Converting the settings for a Chinese machine throws a bit of a monkey wrench into the equation as they can't be operated at full power.

Kev Williams
09-15-2017, 4:12 PM
Every machine, even identical machines, won't engrave things the same as the next one. The only way to know what your machine will do on Cermark is to run a power grid test, which is a matrix of several columns of power settings and several rows of speed settings. **based on my experience**, if you're using a 40w or less machine, you'll need full power always. However, while running an 80w machine (for example) at higher speeds to compensate for the power works well for some people/machines, I've found Cermark likes some heat-soak time to get the blackest mark and best adhesion. Because some higher power tubes- like my 80w RECI- can actually burn away the Cermark rather than fuse it nicely, I've found that at slow enough speeds to result in good heat soak requires less than full power to get a satisfactory mark.

but- all machines are different, and I'm sure there's likely many high power machines that can run Cermark quite a bit faster than I care to and get satisfactory results- at least in the eyes of their owners ;)

And one last thing I've found over the years- nearly all suggested power/speed settings I've found online are completely out of the ballpark for any of my machines.

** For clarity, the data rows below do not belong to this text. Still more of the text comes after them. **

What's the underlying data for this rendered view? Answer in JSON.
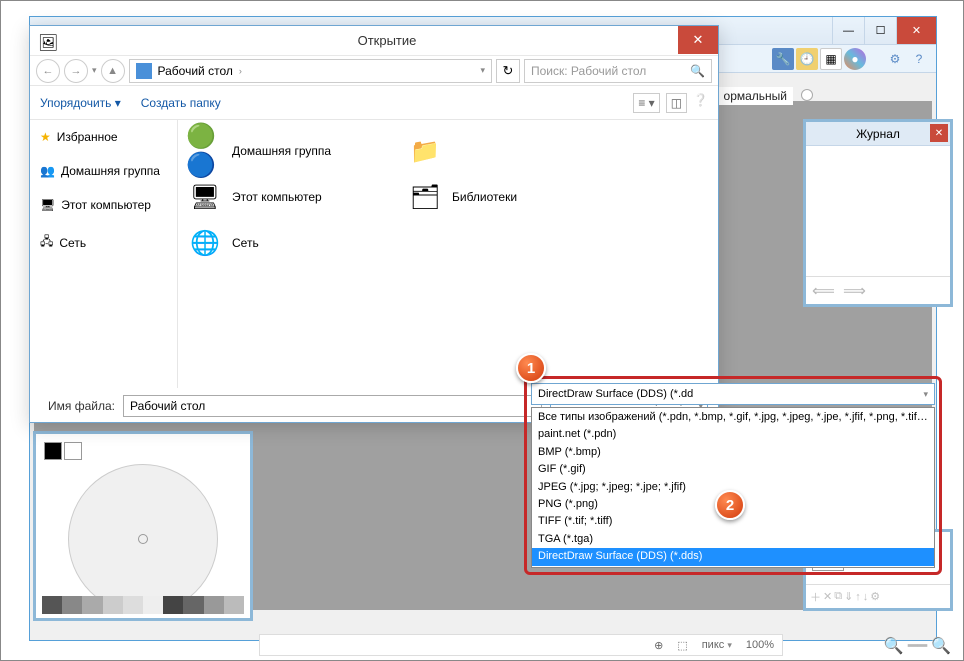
{
  "app": {
    "titlebar": {
      "min": "—",
      "max": "☐",
      "close": "✕"
    },
    "word_normal": "ормальный",
    "history_panel_title": "Журнал",
    "history_close": "✕",
    "statusbar": {
      "unit": "пикс",
      "arrow": "▾",
      "zoom": "100%"
    }
  },
  "dialog": {
    "title": "Открытие",
    "close": "✕",
    "nav": {
      "back": "←",
      "fwd": "→",
      "up": "▲",
      "location": "Рабочий стол",
      "chev": "›",
      "dropdown": "▾",
      "reload": "↻"
    },
    "search": {
      "placeholder": "Поиск: Рабочий стол",
      "icon": "🔍"
    },
    "toolbar": {
      "organize": "Упорядочить ▾",
      "newfolder": "Создать папку"
    },
    "sidebar": {
      "favorites": "Избранное",
      "homegroup": "Домашняя группа",
      "computer": "Этот компьютер",
      "network": "Сеть"
    },
    "content": {
      "homegroup": "Домашняя группа",
      "computer": "Этот компьютер",
      "network": "Сеть",
      "libraries": "Библиотеки"
    },
    "footer": {
      "label": "Имя файла:",
      "value": "Рабочий стол",
      "filetype_selected": "DirectDraw Surface (DDS) (*.dd"
    }
  },
  "dropdown": {
    "options": [
      "Все типы изображений (*.pdn, *.bmp, *.gif, *.jpg, *.jpeg, *.jpe, *.jfif, *.png, *.tif, *.tiff, *",
      "paint.net (*.pdn)",
      "BMP (*.bmp)",
      "GIF (*.gif)",
      "JPEG (*.jpg; *.jpeg; *.jpe; *.jfif)",
      "PNG (*.png)",
      "TIFF (*.tif; *.tiff)",
      "TGA (*.tga)",
      "DirectDraw Surface (DDS) (*.dds)"
    ],
    "selected_index": 8
  },
  "badges": {
    "one": "1",
    "two": "2"
  }
}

Here's a screenshot of a simple power grid anyone can use-
and this is a Corel10 version of the grid - 367937

This is just a basic starting point, if you're using a glass laser the speeds you'll change to mm/second, and depending on laser power you may not need lower than 100%, or in the case of my Triumph, MUCH lower than 75%... anyway, set up to your preference and run one column at a time-- :)

Michael Ramsey
09-15-2017, 5:29 PM
Thanks for the info guys! That helps. So I guess one could run a power grid test on several materials to gather a baseline of starting points for the given materials as well as the desired results. Whilst I wait to purchase my laser I am trying to gather up as many useful bits of information as I can. I've already got most of my workflow figured out going from Sketchup Models, to 2d Planes, to DXF. Making any final designs in my CAD program then import to RDworks. RDworks is a bit crude to say the least. Typical Chinese / Windows 3.1 feel, awkward nomenclature etc.

Kev Williams
09-15-2017, 8:02 PM
If you put into your mind that RDworks is NOT an 'editing tool' and is ONLY the necessary evil needed to run the machine and NOTHING MORE, all will be right with the world... :)

Robert Bonenfant
09-15-2017, 9:06 PM
Like others have stated even machines from the same manufacturer are different. We have four of the same lasers and they all vary in power and speed settings (Slightly) . Most Equipment manufacturers will supply you with a basic cheat sheet on powers and speeds, These are mainly starting points and you move on from there. Camfives sheet states we should cut 1/8" plywood at 15 mm/s - We run our machines from 35 - 41 mm/s. Once you get your machine and start testing materiel you'll find sweet spots for most materiels.

John Lifer
09-15-2017, 10:17 PM
Test and test some more once you get your machine. And do fergit about rdworks as anything but interface makes life much easier. I'll occasionally size and rotate but really not any more than that, and if you get good, you can import colors and not have to select those.